Intervistato dal blog Fatcugnos, Don Grampa racconta il suo ‘dopo mandato’ proponendo, con certo rammarico, una riflessione sulla figura del vescovo emerito GUARDA IL VIDEO
CASTEL SAN PIETRO – Emarginato, così si sente dopo il suo ‘pensionamento’ il Vescovo emerito Don Mino Grampa. Raggiunto presso Villa Turconi, dove ora risiede e dove prende posto anche l’Istituto S. Angelo di Loverciano per ragazzi diversamente abili, Don Grampa ha raccontato a Fatcugnos, blog ticinese dedicato alla solidarietà, del suo ‘dopo mandato’ proponendo, con certo rammarico, una riflessione sulla figura del vescovo emerito.
Una figura per certi versi non più attuale secondo Don Mino. Istituita circa mezzo secolo fa da Paolo VI, la sua istituzione ha posto il limite dei 75 anni per il mandato dei vescovi, prima a vita. E se allora era motivata (“C'erano molti vescovi sopra gli 80/90 anni ed era bene che entrassero in un periodo di pausa”), oggi, con la vita che si è allungata, “a 75 anni ci si sente ancora in piene forze e con molta energia da mettere a disposizione”.

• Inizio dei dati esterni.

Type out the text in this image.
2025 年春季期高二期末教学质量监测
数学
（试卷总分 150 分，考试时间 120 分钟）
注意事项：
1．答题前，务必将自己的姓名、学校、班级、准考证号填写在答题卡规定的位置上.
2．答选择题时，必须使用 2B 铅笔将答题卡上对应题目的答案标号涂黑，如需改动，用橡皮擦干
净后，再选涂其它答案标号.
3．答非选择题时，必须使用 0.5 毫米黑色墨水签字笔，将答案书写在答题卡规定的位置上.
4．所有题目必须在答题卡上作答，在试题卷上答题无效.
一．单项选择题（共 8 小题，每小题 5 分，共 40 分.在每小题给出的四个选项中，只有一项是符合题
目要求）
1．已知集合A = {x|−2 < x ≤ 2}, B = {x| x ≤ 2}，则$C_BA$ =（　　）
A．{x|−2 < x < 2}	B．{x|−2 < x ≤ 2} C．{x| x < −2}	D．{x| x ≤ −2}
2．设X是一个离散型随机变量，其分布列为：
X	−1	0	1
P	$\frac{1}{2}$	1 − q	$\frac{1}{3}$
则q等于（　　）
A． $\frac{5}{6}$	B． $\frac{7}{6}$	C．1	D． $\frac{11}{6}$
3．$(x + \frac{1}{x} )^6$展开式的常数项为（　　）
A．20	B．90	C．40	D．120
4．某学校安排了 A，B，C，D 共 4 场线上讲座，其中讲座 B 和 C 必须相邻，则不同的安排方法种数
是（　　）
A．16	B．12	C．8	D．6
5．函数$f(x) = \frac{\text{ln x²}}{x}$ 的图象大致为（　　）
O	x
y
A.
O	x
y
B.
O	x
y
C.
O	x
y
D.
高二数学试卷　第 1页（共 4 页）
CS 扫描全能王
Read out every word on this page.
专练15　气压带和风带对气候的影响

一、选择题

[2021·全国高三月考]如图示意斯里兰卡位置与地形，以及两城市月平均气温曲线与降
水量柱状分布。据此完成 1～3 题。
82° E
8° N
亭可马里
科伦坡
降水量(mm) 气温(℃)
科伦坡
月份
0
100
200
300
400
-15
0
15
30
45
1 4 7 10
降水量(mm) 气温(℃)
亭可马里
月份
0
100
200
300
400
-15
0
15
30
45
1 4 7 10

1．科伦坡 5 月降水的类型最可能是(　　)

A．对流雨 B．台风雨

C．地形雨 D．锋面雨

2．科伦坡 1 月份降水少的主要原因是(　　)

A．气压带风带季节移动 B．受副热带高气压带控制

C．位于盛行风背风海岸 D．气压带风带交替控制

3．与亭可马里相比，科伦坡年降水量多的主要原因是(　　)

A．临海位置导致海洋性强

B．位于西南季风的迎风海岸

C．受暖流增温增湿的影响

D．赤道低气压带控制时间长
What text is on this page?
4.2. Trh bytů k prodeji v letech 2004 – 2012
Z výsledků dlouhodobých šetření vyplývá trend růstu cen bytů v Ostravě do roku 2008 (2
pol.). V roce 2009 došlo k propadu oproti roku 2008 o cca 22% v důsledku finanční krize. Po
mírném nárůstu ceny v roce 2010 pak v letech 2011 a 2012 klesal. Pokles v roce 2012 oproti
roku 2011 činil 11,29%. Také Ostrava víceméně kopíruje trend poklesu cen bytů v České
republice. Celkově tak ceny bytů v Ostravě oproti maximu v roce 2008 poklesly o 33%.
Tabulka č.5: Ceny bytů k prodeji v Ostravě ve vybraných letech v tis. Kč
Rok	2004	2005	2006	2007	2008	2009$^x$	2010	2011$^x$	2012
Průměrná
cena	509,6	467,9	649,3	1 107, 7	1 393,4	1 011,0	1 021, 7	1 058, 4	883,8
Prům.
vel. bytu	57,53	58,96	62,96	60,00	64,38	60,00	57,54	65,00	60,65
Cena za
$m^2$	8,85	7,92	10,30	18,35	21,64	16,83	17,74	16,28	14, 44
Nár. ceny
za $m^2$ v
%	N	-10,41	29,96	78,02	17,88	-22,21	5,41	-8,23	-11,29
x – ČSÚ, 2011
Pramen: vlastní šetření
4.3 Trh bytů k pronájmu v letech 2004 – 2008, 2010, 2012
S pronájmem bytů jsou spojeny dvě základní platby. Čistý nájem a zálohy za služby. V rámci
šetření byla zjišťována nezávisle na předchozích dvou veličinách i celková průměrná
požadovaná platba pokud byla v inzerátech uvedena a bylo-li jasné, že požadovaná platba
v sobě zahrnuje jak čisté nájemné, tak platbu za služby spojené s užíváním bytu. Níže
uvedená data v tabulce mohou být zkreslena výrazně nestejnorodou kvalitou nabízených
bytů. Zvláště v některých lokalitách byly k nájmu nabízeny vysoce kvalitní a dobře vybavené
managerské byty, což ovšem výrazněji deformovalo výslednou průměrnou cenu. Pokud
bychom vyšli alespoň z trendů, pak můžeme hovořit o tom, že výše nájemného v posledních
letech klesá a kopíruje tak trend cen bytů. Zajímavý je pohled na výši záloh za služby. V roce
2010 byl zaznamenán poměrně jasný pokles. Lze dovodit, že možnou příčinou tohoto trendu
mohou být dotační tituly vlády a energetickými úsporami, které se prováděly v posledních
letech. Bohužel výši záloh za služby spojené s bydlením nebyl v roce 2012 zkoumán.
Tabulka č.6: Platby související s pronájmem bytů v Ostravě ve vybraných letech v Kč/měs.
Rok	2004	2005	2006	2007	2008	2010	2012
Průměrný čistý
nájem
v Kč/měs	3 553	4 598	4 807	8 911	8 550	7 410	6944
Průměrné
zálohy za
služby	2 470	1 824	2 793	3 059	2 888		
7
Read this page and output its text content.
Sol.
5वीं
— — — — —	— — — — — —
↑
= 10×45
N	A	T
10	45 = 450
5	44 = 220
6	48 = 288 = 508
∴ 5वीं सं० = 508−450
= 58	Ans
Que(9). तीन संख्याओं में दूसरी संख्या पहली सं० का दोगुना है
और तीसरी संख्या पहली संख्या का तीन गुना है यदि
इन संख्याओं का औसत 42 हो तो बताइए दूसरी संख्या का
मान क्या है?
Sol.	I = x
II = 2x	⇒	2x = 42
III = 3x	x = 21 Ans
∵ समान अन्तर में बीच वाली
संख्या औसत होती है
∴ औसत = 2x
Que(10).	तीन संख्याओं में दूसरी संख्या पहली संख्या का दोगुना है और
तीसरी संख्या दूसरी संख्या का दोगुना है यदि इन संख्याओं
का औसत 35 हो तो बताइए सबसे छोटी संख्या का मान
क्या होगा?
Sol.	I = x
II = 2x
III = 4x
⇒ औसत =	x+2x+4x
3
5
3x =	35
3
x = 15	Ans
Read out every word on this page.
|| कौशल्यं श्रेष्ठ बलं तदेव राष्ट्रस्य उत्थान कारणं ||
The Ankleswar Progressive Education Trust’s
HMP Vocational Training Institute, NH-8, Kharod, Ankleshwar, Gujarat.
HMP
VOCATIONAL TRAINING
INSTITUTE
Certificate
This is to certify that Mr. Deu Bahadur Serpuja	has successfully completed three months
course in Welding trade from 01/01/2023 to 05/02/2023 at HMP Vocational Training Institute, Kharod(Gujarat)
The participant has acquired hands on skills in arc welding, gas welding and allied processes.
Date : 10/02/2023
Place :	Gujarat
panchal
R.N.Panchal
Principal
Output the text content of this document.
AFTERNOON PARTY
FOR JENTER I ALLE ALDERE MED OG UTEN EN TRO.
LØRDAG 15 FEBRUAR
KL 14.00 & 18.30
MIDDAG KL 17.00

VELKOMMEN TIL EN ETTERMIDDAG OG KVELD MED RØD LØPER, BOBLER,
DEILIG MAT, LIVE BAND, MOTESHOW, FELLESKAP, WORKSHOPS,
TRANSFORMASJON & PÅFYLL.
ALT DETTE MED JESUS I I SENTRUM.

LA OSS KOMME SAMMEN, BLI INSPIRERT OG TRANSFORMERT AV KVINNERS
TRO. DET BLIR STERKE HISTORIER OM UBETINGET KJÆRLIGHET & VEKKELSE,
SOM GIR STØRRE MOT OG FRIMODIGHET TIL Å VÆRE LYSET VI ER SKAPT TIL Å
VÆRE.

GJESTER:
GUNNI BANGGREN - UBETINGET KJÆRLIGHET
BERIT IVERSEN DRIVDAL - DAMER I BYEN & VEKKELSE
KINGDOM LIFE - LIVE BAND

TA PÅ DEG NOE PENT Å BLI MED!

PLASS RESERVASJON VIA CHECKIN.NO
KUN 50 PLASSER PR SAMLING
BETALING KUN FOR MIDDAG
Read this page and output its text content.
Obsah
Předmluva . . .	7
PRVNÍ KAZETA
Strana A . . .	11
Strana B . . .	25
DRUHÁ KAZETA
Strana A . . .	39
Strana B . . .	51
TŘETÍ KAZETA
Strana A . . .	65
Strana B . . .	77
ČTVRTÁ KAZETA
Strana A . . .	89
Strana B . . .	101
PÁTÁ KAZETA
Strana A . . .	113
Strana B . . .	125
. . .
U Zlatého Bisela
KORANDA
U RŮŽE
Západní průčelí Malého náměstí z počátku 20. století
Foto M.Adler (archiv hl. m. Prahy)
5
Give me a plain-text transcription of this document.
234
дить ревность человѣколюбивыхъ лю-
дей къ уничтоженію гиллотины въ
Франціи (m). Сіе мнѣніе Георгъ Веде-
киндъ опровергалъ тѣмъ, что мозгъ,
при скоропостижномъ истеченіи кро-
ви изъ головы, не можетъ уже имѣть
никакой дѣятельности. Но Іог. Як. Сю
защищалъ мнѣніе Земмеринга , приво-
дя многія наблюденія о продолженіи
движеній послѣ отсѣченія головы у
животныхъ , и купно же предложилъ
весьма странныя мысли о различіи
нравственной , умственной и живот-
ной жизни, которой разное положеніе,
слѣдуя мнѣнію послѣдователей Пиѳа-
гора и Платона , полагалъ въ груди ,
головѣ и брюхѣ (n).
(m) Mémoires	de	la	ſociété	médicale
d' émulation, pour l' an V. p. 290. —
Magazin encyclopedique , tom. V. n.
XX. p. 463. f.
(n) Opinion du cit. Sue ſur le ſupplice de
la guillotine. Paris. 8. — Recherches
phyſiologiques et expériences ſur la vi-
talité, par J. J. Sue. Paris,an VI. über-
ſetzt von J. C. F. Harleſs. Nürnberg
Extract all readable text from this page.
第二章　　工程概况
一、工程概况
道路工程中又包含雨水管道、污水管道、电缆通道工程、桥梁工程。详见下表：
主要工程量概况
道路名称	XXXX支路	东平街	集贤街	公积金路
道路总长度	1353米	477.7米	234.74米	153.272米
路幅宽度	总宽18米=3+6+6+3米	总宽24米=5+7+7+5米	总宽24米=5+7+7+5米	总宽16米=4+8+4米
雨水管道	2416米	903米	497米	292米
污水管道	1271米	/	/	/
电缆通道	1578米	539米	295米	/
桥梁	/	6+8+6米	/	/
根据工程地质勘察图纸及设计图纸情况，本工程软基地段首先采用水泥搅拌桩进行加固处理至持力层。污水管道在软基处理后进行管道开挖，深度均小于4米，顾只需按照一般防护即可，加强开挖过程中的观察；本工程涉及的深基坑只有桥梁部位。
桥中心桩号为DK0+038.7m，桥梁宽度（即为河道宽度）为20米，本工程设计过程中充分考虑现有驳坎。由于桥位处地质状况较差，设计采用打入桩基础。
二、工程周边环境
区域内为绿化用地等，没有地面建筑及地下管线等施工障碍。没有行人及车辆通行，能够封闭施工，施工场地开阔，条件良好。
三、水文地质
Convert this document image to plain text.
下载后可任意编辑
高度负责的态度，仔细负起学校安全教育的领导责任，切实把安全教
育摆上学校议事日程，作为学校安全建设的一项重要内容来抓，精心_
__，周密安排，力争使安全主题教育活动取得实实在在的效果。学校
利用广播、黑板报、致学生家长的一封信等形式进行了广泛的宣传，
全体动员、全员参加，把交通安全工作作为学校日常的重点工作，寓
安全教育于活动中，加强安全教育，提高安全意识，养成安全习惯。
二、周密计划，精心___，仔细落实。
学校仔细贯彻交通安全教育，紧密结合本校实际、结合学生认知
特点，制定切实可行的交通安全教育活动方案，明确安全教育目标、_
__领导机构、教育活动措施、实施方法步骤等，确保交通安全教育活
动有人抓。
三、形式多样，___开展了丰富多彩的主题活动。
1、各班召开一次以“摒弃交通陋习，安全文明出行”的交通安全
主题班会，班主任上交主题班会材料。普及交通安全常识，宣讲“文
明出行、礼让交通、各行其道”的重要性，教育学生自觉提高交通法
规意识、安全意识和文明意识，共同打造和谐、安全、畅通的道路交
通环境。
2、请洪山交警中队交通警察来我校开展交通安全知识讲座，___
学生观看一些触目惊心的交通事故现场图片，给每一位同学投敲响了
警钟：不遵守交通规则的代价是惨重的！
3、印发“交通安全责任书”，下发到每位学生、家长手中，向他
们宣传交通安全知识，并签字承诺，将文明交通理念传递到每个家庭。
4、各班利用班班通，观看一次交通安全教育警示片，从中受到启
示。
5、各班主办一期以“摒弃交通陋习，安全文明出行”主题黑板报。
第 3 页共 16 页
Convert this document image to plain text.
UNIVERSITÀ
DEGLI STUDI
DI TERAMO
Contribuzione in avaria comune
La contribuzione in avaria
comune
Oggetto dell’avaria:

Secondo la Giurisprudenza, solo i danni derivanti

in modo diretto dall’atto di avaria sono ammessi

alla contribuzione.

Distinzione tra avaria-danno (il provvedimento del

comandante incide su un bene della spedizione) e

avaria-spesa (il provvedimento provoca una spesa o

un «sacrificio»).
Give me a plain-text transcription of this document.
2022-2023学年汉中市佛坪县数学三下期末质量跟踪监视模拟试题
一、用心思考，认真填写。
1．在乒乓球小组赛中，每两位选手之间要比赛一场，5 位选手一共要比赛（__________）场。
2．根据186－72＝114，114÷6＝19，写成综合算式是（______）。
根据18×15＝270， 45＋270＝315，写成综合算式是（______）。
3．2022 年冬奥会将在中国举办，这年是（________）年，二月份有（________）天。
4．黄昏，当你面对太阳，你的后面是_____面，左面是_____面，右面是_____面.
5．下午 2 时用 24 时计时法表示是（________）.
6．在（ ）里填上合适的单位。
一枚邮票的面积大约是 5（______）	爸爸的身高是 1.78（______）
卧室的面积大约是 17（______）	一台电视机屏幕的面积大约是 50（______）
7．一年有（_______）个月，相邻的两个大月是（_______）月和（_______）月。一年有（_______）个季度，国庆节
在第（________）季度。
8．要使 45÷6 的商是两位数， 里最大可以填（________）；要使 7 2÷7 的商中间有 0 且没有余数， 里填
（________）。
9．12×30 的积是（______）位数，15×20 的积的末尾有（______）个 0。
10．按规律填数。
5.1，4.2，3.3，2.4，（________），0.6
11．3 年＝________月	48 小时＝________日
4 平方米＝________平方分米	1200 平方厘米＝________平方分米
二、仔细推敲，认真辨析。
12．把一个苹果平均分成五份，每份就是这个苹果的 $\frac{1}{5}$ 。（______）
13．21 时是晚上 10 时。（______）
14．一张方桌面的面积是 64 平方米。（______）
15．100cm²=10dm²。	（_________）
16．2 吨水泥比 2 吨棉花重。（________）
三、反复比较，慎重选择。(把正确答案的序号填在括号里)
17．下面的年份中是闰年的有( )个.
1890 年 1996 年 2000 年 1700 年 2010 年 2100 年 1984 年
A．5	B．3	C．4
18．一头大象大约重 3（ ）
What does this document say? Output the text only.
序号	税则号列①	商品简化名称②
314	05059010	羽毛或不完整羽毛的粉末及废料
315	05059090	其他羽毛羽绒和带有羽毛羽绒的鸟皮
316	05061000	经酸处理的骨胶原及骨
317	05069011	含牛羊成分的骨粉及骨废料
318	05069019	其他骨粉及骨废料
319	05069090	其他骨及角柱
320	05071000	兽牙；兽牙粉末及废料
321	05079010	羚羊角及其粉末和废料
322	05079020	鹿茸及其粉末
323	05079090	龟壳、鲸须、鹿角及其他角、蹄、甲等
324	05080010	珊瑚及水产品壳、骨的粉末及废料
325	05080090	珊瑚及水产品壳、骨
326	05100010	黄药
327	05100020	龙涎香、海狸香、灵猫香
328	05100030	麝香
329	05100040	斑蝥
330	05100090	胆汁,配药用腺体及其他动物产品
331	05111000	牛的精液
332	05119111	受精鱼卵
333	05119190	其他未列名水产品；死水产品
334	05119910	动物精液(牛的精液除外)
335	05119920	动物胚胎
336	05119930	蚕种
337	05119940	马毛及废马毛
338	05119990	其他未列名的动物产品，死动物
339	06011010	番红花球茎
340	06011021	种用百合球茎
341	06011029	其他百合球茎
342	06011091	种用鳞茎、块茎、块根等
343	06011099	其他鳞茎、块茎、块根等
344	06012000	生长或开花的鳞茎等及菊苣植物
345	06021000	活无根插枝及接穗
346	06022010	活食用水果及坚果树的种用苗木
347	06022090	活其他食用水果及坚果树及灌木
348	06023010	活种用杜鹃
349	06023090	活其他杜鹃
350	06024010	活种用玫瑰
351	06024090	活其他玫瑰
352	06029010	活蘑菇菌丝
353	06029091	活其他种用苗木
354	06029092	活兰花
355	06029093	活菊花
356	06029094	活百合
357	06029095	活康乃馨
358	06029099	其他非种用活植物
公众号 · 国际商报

Ci si sente quindi messi da parte. Un sentimento che coinvolge ora circa il 30% dei vescovi e che pone un problema nuovo alla Chiesa per la figura stessa dell’emerito che, riflette Don Grampa, “continua ad essere vescovo ma non ha più la possibilità di svolgere un ministero. Non ha più dei fedeli riconosciuti, non ha più una Chiesa dove tenere le sue funzioni e celebrazioni. Resta vescovo, fa parte del collegio apostolico, ma si trova spesso messo ai margini. E questo dipende anche dalla sensibilità dei confratelli”.